Nahrungsmittel oder Kraftstoff?

Als der Generalsekretär der Vereinten Nationen, Ban Ki-moon, vor kurzem die Antarktis besuchte, war er von dem schmelzenden Eis beeindruckt, das er dort sah. Dann reiste er nach Brasilien, wo er von der Nutzung von Biokraftstoff beeindruckt war, mit dem ein Viertel des Kraftfahrzeugverkehrs des Landes betrieben wird. Aus Raps gepresstes Öl kann als Diesel genutzt werden, und aus Mais und Zuckerrüben kann Äthanol gewonnen werden, um Benzin zu ersetzen.

Die UNO teilt mit vielen Ländern die Ansicht, dass Biokraftstoff eine Option zur Bekämpfung des Klimawandels darstellt. Die Vereinigten Staaten subventionieren die Produktion von Äthanol aus Mais großzügig, wobei der Ertrag dort gegenwärtig um 12 % pro Jahr steigt und weltweit um fast 10 %. Die EU-Länder haben die Produktion von Biokraftstoff 2006 mit € 3,7 Milliarden subventioniert und beabsichtigen, 8 % ihres Motorenkraftstoffs bis 2015 und 20 % bis 2020 damit abzudecken. Das Protokoll von Kyoto gestattet es den Ländern, ihre angestrebte Reduktion des CO2-Ausstoßes durch den Austausch fossiler Brennstoffe durch Biokraftstoffe zu erreichen.

Doch stellt das Verbrennen von Nahrungsmitteln, anstatt sie zu essen, wirklich eine kluge und ethisch annehmbare Strategie dar?

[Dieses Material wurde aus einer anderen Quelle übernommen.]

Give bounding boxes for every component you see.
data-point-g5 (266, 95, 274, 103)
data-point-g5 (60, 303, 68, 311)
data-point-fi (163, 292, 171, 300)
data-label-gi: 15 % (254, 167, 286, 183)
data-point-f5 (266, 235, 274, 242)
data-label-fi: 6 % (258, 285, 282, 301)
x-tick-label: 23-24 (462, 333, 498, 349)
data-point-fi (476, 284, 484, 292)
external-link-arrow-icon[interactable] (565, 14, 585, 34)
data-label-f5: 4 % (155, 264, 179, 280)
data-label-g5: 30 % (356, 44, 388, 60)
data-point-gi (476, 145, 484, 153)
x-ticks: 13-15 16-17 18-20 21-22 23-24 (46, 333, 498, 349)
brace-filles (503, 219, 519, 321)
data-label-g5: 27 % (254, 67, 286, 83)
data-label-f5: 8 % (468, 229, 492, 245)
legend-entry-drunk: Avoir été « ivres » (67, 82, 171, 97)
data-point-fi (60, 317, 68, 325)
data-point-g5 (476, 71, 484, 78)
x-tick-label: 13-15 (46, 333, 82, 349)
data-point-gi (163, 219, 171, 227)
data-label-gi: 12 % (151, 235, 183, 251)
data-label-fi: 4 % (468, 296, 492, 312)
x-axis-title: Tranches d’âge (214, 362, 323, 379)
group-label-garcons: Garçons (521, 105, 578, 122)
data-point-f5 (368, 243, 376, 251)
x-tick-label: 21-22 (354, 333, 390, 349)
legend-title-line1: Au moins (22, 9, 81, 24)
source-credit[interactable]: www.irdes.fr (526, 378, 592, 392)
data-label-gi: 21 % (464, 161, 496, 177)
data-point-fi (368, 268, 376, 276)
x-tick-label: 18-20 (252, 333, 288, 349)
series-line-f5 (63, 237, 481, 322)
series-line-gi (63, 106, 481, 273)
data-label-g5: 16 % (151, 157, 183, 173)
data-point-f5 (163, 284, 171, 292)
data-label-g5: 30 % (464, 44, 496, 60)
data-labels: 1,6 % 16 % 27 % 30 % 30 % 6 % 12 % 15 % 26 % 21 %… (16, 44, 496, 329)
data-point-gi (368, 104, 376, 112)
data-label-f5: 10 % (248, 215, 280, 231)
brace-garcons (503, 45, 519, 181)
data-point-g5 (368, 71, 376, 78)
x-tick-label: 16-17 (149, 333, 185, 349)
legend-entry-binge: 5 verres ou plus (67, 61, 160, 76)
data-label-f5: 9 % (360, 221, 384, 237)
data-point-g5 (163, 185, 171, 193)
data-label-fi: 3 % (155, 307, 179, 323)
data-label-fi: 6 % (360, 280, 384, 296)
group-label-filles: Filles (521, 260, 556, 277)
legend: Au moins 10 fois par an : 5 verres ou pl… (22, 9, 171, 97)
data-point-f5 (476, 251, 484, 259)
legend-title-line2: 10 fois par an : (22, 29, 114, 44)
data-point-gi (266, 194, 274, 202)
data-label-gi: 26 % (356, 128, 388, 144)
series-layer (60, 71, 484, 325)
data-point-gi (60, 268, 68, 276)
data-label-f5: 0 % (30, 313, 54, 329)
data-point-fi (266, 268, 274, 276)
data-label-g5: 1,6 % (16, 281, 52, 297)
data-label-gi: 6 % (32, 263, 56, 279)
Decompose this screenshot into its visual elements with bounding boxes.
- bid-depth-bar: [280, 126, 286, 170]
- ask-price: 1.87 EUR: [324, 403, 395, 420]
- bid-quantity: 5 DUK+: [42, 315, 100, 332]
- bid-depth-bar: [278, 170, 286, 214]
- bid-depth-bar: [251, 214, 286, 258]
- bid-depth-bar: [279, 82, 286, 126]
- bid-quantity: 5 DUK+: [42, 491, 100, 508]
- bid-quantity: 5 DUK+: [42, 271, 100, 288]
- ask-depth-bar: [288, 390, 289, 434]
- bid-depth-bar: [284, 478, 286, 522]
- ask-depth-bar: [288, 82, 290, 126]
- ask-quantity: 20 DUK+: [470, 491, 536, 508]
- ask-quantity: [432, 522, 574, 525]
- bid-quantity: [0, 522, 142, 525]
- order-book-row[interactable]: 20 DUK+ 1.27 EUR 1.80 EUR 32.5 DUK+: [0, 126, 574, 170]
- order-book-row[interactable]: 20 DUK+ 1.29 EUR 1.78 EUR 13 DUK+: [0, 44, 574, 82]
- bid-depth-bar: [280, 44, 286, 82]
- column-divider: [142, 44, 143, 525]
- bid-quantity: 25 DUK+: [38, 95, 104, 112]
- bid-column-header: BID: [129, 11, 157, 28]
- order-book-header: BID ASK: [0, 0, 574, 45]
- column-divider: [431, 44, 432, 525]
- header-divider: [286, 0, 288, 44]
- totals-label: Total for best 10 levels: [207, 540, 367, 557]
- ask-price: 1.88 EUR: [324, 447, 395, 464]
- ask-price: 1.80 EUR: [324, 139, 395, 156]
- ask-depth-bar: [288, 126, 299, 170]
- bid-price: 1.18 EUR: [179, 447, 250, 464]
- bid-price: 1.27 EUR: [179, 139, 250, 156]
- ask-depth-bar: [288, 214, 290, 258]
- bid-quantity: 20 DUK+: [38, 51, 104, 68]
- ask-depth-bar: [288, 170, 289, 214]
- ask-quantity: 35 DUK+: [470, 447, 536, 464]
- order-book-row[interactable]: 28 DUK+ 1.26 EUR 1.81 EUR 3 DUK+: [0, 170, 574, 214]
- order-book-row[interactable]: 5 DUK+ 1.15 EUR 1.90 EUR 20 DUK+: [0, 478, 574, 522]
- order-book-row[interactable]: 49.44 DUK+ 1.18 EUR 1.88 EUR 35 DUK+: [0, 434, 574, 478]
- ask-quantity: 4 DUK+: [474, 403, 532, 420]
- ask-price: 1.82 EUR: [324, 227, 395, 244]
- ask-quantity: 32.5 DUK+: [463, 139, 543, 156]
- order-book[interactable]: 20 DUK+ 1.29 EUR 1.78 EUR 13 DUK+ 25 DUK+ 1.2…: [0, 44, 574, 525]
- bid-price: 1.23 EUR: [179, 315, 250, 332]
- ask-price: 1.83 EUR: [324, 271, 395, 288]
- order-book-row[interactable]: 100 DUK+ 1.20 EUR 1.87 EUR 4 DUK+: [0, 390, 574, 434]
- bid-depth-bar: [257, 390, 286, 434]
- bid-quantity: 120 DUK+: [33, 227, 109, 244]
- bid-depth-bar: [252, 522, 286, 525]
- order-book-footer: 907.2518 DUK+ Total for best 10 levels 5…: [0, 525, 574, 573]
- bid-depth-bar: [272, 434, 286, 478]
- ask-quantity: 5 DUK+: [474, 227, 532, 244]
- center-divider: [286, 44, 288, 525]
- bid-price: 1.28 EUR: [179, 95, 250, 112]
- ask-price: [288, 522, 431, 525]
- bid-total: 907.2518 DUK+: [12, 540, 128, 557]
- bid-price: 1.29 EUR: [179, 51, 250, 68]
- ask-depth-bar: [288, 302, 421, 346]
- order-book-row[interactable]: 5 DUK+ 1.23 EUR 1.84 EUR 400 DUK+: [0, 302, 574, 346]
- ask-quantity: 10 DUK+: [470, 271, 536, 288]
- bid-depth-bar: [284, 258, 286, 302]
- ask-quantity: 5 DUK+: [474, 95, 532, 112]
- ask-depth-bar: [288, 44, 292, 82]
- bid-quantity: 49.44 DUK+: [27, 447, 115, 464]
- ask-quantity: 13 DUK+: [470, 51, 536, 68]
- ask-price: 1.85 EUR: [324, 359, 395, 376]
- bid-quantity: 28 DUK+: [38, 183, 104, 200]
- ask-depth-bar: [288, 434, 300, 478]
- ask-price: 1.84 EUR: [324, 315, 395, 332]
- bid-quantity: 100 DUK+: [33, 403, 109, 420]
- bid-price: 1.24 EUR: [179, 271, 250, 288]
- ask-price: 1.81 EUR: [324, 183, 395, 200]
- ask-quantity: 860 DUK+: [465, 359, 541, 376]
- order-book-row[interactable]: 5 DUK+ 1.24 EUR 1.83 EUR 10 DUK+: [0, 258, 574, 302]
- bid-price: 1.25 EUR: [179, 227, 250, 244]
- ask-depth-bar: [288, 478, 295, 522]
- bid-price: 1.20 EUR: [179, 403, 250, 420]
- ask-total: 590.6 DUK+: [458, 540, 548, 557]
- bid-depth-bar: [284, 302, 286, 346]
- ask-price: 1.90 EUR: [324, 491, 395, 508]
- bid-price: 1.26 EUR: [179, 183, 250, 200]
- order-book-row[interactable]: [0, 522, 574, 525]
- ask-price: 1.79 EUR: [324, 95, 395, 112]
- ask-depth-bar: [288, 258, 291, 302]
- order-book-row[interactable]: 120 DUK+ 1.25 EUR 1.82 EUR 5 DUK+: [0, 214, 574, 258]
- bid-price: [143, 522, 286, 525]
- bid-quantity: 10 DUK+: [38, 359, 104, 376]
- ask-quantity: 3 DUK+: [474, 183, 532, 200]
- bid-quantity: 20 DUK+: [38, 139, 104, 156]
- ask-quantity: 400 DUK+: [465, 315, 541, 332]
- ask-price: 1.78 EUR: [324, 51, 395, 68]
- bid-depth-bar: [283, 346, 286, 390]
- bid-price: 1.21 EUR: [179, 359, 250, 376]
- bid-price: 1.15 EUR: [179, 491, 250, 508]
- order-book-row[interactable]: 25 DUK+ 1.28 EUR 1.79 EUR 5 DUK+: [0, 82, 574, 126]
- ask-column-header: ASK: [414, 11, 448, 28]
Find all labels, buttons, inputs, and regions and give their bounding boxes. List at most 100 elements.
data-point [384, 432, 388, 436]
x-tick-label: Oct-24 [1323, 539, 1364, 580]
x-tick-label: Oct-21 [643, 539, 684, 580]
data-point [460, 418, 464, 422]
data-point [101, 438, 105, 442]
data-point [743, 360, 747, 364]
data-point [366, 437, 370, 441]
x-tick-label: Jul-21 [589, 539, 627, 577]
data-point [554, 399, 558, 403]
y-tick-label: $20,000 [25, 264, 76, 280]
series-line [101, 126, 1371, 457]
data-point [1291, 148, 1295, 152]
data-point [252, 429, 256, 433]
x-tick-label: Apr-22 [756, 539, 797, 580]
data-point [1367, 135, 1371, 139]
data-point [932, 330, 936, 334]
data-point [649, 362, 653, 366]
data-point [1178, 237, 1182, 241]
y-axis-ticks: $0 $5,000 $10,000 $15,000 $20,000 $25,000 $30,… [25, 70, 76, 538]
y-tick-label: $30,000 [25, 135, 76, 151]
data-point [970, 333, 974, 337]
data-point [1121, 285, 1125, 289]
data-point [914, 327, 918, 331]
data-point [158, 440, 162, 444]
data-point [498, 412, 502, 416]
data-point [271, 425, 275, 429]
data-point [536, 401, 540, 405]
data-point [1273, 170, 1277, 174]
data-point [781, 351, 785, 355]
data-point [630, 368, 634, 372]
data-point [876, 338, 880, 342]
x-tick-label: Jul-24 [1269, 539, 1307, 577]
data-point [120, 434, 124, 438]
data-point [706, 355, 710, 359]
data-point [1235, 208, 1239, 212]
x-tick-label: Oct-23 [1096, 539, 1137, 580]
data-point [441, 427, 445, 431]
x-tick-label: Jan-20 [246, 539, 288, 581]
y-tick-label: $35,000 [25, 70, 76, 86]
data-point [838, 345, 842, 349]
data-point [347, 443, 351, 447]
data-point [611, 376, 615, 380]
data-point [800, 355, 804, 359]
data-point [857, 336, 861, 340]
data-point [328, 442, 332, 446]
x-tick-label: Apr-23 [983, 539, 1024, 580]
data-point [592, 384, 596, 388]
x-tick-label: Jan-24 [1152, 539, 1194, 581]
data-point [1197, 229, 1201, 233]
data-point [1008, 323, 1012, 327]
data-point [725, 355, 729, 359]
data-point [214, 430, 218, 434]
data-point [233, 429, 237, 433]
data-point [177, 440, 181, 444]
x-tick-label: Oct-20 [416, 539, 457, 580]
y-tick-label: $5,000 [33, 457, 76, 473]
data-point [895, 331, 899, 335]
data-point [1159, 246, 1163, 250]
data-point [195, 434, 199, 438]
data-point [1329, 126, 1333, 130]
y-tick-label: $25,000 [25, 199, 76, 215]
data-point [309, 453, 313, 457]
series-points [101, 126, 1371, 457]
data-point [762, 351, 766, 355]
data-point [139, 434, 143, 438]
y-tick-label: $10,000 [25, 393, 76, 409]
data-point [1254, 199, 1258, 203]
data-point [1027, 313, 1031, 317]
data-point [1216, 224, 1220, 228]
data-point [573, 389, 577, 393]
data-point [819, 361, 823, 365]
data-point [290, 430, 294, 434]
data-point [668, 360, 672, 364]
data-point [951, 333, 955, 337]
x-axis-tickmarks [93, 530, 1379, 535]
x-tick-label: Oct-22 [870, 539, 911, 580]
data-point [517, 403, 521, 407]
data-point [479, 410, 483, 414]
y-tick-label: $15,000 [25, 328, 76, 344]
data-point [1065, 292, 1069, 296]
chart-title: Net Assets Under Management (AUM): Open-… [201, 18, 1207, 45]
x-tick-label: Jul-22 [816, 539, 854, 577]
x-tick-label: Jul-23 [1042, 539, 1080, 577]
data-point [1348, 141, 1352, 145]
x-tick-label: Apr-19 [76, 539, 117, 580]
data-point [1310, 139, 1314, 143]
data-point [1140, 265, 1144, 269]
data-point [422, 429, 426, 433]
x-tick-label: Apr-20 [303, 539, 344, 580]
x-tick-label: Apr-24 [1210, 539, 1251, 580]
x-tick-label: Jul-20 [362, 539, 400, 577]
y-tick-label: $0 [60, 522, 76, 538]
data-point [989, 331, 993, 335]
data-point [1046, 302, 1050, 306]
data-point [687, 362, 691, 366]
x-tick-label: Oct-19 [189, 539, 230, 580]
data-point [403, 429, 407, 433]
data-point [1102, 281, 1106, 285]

Wenn wir zulassen, dass Nahrungsmittel zur Herstellung von Biokraftstoffen verwendet werden, werden dadurch die Lebensmittelpreise an den Ölpreis gekoppelt, wie der Präsident des deutschen Bauernverbands freudig bekanntgab. Tatsächlich steigen derzeit in Europa die Lebensmittelpreise, weil immer mehr Ackerland für Biokraftstoffe anstatt für die Nahrungsmittelproduktion verwendet wird.